So what are FITs and RO?

Renewables Obligation (RO) is the main policy in place introduced by the government to support renewable electricity projects in the UK. It is designed to encourage licensed electricity suppliers to source a fraction of their electricity from a renewable source. Upon meeting the obligation, energy suppliers must present a Renewables Obligation Certificate (ROC).

ROCs are green certificates issued by the Authority indicating that the supplier has generated the required amount of renewable energy. However if the Supplier cannot provide sufficient ROCs to cover their obligation, they would have to pay a penalty into a ‘buy-out fund’. This fund is then split between the energy suppliers who have provided evidence of sufficient ROCs.

Feed-in-Tariff (FITs) is an environmental programme introduced by the government to encourage the uptake of small scale renewable and low carbon electricity generation technologies.
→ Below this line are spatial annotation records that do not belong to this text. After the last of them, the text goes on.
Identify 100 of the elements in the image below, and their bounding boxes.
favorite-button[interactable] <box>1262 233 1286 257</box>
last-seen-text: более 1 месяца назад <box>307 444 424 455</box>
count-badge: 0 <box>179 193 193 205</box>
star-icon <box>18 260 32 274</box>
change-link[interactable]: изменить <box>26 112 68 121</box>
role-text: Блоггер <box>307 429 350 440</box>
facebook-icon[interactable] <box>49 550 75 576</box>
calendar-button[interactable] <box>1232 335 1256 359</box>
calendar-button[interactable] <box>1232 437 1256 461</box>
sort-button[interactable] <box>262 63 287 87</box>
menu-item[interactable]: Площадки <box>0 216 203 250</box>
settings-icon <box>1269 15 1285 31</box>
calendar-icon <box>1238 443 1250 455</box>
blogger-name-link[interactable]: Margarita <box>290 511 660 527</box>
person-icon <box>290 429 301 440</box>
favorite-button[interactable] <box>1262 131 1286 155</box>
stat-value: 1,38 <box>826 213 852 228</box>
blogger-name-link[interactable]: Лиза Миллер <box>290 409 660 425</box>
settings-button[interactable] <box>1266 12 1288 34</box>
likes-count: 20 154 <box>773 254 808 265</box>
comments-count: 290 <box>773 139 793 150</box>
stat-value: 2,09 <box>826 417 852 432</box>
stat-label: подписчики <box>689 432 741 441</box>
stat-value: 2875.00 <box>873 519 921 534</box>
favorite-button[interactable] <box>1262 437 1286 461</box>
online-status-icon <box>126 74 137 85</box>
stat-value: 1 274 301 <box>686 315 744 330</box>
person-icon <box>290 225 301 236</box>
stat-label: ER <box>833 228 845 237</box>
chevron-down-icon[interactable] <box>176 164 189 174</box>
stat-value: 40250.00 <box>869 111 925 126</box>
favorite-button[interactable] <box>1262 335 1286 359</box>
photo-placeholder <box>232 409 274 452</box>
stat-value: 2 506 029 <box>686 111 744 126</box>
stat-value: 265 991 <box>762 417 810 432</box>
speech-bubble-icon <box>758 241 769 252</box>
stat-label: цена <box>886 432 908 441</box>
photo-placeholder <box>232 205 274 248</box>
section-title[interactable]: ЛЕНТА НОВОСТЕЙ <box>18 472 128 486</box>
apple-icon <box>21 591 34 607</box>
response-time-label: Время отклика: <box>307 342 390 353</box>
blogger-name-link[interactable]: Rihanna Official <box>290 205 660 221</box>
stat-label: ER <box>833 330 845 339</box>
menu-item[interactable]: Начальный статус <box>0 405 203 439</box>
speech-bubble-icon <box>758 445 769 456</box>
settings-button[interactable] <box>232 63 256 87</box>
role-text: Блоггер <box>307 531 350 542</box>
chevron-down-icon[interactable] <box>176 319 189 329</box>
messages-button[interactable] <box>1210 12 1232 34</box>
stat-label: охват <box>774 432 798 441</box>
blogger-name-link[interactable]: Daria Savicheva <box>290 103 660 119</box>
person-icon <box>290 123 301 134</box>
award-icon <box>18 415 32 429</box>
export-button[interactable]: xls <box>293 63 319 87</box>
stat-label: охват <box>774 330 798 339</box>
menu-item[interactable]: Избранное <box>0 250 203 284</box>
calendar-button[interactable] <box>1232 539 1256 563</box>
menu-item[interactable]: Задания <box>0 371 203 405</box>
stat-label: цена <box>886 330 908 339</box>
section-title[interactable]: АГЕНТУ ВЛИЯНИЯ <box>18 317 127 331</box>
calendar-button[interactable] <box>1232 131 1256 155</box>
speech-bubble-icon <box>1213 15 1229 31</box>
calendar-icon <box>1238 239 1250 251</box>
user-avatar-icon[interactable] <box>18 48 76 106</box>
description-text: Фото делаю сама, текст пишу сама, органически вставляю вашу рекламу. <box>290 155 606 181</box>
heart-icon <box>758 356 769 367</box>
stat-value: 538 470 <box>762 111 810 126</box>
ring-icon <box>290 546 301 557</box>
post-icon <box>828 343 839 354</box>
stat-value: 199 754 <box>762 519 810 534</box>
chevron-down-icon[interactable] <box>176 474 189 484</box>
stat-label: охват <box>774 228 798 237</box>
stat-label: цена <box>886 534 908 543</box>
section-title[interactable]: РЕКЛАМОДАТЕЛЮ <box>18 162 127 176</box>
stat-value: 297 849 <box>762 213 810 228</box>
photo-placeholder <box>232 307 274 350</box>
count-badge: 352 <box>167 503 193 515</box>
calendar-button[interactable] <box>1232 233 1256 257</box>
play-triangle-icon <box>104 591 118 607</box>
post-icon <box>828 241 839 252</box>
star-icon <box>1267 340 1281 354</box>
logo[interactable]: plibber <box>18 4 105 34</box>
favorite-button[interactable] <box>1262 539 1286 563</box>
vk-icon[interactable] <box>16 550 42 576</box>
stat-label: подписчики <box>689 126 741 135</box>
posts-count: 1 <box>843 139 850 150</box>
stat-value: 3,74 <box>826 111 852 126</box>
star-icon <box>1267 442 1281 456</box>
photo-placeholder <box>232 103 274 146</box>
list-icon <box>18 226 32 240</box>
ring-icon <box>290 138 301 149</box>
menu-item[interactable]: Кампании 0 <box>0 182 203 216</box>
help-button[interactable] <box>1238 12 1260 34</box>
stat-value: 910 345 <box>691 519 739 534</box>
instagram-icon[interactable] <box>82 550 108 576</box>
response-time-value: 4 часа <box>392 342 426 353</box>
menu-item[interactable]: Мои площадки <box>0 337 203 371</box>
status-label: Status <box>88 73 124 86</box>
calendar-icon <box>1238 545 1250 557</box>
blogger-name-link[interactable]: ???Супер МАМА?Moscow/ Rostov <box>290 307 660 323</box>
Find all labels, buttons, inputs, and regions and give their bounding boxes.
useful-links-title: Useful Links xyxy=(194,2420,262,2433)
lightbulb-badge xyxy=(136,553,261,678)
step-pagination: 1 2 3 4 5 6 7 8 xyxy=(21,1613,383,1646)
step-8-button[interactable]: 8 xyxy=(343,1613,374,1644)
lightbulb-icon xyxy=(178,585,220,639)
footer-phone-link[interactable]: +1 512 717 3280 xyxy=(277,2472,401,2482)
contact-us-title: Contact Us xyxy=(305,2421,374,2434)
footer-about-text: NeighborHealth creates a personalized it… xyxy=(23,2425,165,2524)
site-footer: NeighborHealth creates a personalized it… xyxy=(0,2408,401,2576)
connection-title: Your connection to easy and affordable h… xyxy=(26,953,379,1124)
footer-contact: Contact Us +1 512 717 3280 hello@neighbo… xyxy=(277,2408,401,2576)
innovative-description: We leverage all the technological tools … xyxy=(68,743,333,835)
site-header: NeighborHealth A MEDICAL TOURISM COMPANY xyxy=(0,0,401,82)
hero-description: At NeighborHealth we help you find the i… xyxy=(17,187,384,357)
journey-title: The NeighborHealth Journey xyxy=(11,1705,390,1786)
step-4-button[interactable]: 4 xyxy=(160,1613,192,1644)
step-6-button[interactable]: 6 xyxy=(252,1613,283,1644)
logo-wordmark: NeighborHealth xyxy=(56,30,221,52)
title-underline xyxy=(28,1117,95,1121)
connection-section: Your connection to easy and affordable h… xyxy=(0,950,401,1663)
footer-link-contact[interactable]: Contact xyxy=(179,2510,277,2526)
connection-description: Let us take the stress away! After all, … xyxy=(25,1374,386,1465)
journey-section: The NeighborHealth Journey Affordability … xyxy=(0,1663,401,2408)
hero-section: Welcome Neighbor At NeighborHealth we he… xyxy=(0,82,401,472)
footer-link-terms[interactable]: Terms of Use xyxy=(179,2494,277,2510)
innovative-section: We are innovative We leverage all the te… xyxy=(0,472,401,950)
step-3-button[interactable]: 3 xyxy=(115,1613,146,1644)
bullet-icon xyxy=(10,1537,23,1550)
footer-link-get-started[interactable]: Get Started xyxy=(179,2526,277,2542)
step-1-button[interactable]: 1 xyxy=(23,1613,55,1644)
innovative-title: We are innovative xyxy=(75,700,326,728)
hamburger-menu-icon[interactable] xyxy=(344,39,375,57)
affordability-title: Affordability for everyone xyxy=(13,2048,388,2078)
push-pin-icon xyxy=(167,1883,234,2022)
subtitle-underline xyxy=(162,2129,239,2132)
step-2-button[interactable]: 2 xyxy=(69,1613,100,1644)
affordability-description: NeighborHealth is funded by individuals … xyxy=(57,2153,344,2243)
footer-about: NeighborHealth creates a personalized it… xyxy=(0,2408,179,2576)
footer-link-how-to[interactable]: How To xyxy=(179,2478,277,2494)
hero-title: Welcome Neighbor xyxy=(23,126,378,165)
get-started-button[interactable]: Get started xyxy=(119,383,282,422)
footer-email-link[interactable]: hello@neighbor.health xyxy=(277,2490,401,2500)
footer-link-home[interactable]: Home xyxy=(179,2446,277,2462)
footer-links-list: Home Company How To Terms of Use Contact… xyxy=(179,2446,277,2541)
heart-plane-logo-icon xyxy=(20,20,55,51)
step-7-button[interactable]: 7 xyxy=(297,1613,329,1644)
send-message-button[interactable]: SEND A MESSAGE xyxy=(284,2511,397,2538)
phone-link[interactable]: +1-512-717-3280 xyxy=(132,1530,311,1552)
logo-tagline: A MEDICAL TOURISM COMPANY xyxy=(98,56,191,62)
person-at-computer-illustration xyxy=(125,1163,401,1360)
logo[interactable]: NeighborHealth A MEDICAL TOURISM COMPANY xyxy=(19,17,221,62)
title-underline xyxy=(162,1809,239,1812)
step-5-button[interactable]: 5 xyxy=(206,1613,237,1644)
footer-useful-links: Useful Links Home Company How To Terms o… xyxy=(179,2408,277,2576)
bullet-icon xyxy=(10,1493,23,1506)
Therefore consumers who generate their own electricity either with solar panel, wind turbines, hydroelectricity, micro combined heat and power (CHP) and many more will receive a monetary reward from your energy supplier.

Although the objective of RO and FITs is to enable the usage of renewable energy, the two schemes are different in their approach. RO applies to large scale renewables generation such as landfill, hydro power and wind farms, whereas FITs are targeted towards consumers and aimed at encouraging them to be more energy efficient, by producing a proportion of their own energy.